G. Definisi Operasional 1. Struktur anatomi dalam penelitian ini didefinisikan sebagai struktur anatomi daun bagian sebelah dalam yang hanya dapat dilihat dengan menggunakan mikroskop. 2. Daun adalah organ pada tumbuhan yang berupa helaian, umumnya pipih, melebar, dan berwarna hijau serta berfungsi untuk fotosintesis dan transpirasi. 3. Halofit dalam penelitian ini didefinisikan sebagai tumbuhan yang mampu hidup pada lingkungan yang memiliki kadar garam yang tinggi, dalam hal ini tumbuhan halofit yang digunakan untuk penelitian diwakili oleh
Avicennia sp. dan Rhizophora sp. 4. Hidrofit dalam penelitian ini didefinisikan sebagai tumbuhan yang menjalani seluruh daur hidupnya di air, dalam hal ini hanya sebagian tubuhnya terendam air yang diwakili oleh tanaman Teratai (Nymphaea
nouchali Brum F.) dan Eceng gondok (Eichornia crassipes). 5. Xerofit dalam penelitian ini didefinisikan sebagai tumbuhan yang mampu hidup pada lingkungan yang kering dan temperatur tinggi. Lingkungan kering yang dimaksud disini adalah di sekitar pantai yang diwakili oleh tumbuhan Nyamplung (Calophyllum inophyllum) dan tumbuhan Melinjo (Gnetum gnemon). 6. Sumber belajar adalah segala sesuatu baik benda maupun gejalanya yang dapat dipergunakan untuk memperoleh pengalaman dalam rangka pemecahan permasalahan biologi tertentu.
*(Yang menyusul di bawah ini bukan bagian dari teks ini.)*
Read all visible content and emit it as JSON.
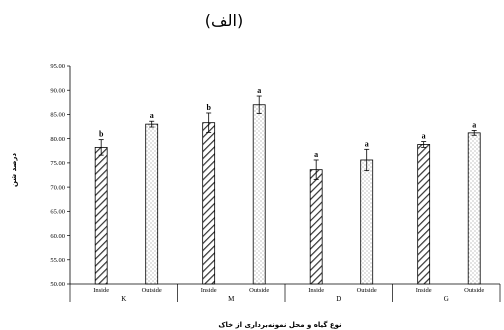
{
  "chart_data": {
    "type": "bar",
    "title": "(الف)",
    "xlabel": "نوع گیاه و محل نمونه‌برداری از خاک",
    "ylabel": "درصد شن",
    "ylim": [
      50,
      95
    ],
    "yticks": [
      "50.00",
      "55.00",
      "60.00",
      "65.00",
      "70.00",
      "75.00",
      "80.00",
      "85.00",
      "90.00",
      "95.00"
    ],
    "groups": [
      "K",
      "M",
      "D",
      "G"
    ],
    "subcategories": [
      "Inside",
      "Outside"
    ],
    "grid": false,
    "bars": [
      {
        "group": "K",
        "sub": "Inside",
        "value": 78.2,
        "error": 1.6,
        "letter": "b"
      },
      {
        "group": "K",
        "sub": "Outside",
        "value": 83.0,
        "error": 0.6,
        "letter": "a"
      },
      {
        "group": "M",
        "sub": "Inside",
        "value": 83.3,
        "error": 2.0,
        "letter": "b"
      },
      {
        "group": "M",
        "sub": "Outside",
        "value": 87.0,
        "error": 1.8,
        "letter": "a"
      },
      {
        "group": "D",
        "sub": "Inside",
        "value": 73.6,
        "error": 2.0,
        "letter": "a"
      },
      {
        "group": "D",
        "sub": "Outside",
        "value": 75.6,
        "error": 2.2,
        "letter": "a"
      },
      {
        "group": "G",
        "sub": "Inside",
        "value": 78.8,
        "error": 0.6,
        "letter": "a"
      },
      {
        "group": "G",
        "sub": "Outside",
        "value": 81.2,
        "error": 0.5,
        "letter": "a"
      }
    ]
  }
}
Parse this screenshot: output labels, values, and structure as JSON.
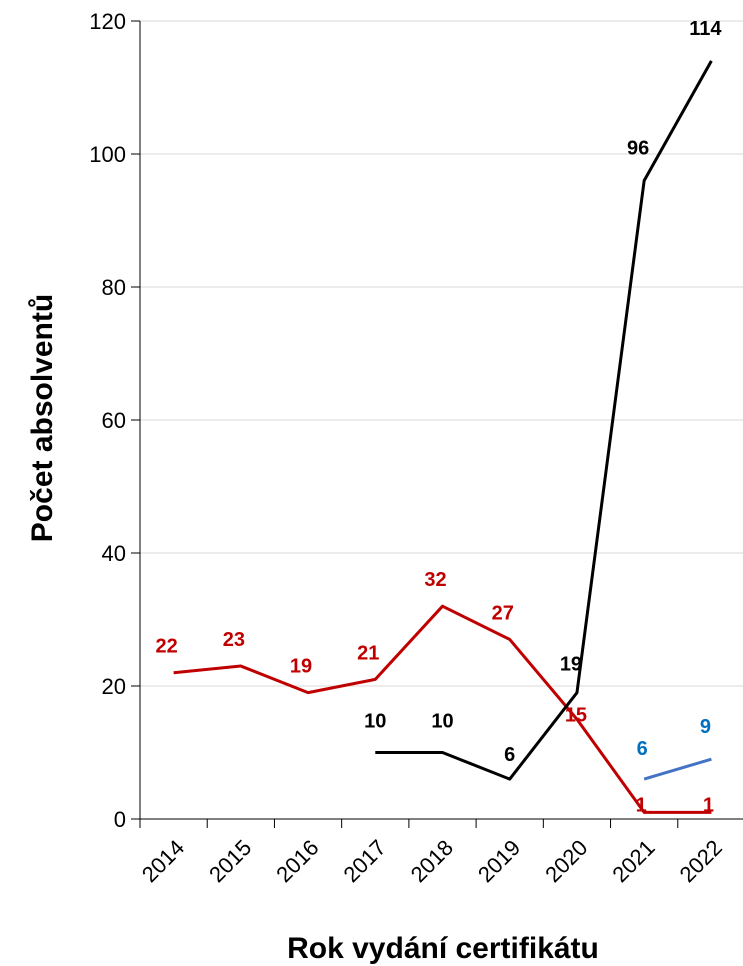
{
  "chart_data": {
    "type": "line",
    "title": "",
    "xlabel": "Rok vydání certifikátu",
    "ylabel": "Počet absolventů",
    "ylim": [
      0,
      120
    ],
    "yticks": [
      0,
      20,
      40,
      60,
      80,
      100,
      120
    ],
    "x": [
      "2014",
      "2015",
      "2016",
      "2017",
      "2018",
      "2019",
      "2020",
      "2021",
      "2022"
    ],
    "grid": "horizontal",
    "series": [
      {
        "color": "#c00000",
        "values": [
          22,
          23,
          19,
          21,
          32,
          27,
          15,
          1,
          1
        ],
        "labels": [
          "22",
          "23",
          "19",
          "21",
          "32",
          "27",
          "15",
          "1",
          "1"
        ]
      },
      {
        "color": "#000000",
        "values": [
          null,
          null,
          null,
          10,
          10,
          6,
          19,
          96,
          114
        ],
        "labels": [
          null,
          null,
          null,
          "10",
          "10",
          "6",
          "19",
          "96",
          "114"
        ]
      },
      {
        "color": "#4472c4",
        "label_color": "#0070c0",
        "values": [
          null,
          null,
          null,
          null,
          null,
          null,
          null,
          6,
          9
        ],
        "labels": [
          null,
          null,
          null,
          null,
          null,
          null,
          null,
          "6",
          "9"
        ]
      }
    ]
  }
}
7. Modul dalam penelitian ini didefinisikan
sebagai
langkah yang harus
diikuti untuk menghasilkan satu paket yang memuat suatu dari bahan pelajaran dan merupakan suatu usaha penyelenggaraan belajar individual (selft instructional) yang memungkinkan siswa menguasai satu unit pelajaran sebelum siswa berlanjut ke unit berikutnya. Modul bertujuan agar peserta didik dapat belajar secara mandiri tanpa atau dengan bimbingan guru.